On average, I find that women expect less proactivity of themselves when it comes to their career.  

There is also interesting research on the impact of power on women's negotiation skills. When women feel empowered, they negotiate as well as men do, even for their own personal benefit. Men seemed unaffected by power and negotiated in a similar manner, with or without feeling empowered.

Always have a Plan B

One big source of power is having an alternative; or what is known in negotiation language as a BATNA (Best Alternative To A Negotiated Agreement). Having a Plan B always make the situation less pressurised, and can propel women’s confidence to negotiate assertively.

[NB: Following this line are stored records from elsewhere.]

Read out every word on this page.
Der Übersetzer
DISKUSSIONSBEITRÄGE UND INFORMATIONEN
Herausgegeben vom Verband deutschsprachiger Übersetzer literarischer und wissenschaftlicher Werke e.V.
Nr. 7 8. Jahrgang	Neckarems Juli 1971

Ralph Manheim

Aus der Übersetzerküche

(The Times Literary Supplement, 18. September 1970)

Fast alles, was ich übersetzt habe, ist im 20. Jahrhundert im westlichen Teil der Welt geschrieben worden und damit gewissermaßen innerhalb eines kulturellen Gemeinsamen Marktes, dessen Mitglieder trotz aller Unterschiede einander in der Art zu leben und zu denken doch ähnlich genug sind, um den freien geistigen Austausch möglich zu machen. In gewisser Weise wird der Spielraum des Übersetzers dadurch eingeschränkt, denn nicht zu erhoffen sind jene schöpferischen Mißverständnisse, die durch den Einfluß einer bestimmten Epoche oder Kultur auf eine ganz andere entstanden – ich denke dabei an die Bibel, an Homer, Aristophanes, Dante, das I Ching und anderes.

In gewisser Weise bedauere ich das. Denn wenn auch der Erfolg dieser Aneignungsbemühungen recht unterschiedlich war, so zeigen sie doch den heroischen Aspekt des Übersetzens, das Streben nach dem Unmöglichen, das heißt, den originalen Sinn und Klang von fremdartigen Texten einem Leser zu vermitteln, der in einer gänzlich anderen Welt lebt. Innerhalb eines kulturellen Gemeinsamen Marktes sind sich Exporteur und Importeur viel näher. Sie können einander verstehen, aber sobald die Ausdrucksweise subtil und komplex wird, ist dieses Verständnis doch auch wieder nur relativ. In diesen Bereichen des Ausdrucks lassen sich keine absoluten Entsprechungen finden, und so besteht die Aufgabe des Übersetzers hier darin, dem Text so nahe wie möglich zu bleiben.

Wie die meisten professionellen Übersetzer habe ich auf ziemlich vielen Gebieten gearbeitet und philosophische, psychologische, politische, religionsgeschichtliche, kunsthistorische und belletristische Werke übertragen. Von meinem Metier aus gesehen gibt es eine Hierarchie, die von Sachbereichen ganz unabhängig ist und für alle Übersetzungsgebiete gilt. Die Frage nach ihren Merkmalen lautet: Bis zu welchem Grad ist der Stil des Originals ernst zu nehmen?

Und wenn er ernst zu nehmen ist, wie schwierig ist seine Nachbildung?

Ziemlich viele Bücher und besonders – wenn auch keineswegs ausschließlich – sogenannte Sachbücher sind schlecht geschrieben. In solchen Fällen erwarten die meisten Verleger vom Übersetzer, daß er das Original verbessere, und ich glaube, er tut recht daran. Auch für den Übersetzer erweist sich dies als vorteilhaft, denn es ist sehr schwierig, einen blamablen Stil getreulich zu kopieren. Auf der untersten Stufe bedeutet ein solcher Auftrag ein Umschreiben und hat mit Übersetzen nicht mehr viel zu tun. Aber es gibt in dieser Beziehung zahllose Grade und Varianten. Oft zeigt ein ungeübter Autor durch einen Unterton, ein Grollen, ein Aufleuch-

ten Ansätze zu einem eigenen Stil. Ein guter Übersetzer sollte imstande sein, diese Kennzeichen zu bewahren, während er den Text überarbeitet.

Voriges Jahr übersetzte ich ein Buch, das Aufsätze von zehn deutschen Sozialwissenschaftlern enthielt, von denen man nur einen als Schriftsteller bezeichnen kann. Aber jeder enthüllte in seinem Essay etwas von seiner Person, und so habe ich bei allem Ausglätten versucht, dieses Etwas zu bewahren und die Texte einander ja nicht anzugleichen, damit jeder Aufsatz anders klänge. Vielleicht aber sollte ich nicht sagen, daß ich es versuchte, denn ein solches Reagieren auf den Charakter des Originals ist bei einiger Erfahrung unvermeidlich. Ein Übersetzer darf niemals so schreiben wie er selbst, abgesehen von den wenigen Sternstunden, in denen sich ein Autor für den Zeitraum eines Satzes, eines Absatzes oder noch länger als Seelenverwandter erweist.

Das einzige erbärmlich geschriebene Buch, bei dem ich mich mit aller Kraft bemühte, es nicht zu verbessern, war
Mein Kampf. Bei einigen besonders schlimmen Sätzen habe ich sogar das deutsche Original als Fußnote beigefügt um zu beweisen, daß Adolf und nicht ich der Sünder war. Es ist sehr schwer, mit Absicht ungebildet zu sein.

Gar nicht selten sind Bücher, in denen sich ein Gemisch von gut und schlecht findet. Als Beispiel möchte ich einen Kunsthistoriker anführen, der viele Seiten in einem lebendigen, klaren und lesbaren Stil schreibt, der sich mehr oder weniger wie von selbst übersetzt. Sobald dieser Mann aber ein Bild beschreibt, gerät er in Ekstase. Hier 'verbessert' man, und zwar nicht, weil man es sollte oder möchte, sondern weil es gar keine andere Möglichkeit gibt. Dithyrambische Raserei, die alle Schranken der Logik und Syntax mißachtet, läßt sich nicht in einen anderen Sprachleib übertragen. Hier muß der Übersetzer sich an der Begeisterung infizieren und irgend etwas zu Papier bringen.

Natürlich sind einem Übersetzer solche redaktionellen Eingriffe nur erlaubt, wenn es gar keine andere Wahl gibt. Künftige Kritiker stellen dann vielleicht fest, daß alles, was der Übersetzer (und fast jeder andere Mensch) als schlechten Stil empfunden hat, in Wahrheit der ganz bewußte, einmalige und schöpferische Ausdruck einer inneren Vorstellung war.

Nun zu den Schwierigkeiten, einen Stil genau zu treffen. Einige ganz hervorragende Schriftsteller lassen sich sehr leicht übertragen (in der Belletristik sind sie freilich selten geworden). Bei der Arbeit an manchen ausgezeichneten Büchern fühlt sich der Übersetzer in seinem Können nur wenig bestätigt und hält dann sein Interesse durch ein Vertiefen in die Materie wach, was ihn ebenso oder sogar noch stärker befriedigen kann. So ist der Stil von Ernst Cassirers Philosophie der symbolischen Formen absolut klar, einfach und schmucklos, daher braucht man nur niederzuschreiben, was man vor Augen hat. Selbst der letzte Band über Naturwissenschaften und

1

However, there are many other sources of power that can directly increase a woman's ability to negotiate successfully, and I explore these with my female clients in my training. We work to empower them as much as possible - even in the absence of a Plan B (or BATNA). 

Willing and Able

The hesitance to pursue negotiations for personal benefit—be it for promotions, salary increases, or other job terms—reveals a broader issue of self-efficacy and empowerment. Women are just as capable negotiators as their male counterparts. However, the challenge lies not in their abilities, but in their willingness to advocate for themselves due to deeply ingrained societal perceptions and a fear of negative repercussions.

As we strive for greater equity in the professional landscape, it's crucial for women to recognise their inherent value and to challenge the belief that they must meet all criteria before asking for what they deserve.

By fostering a mindset of proactivity, and understanding the sources of power available to them, women can navigate negotiations with confidence and clarity. Ultimately, empowering women to embrace their negotiation potential is not just a personal triumph but a collective win that drives lasting change for future generations. This Women's Day, we re-commit ourselves to supporting one another in our journeys, ensuring that women are heard and valued.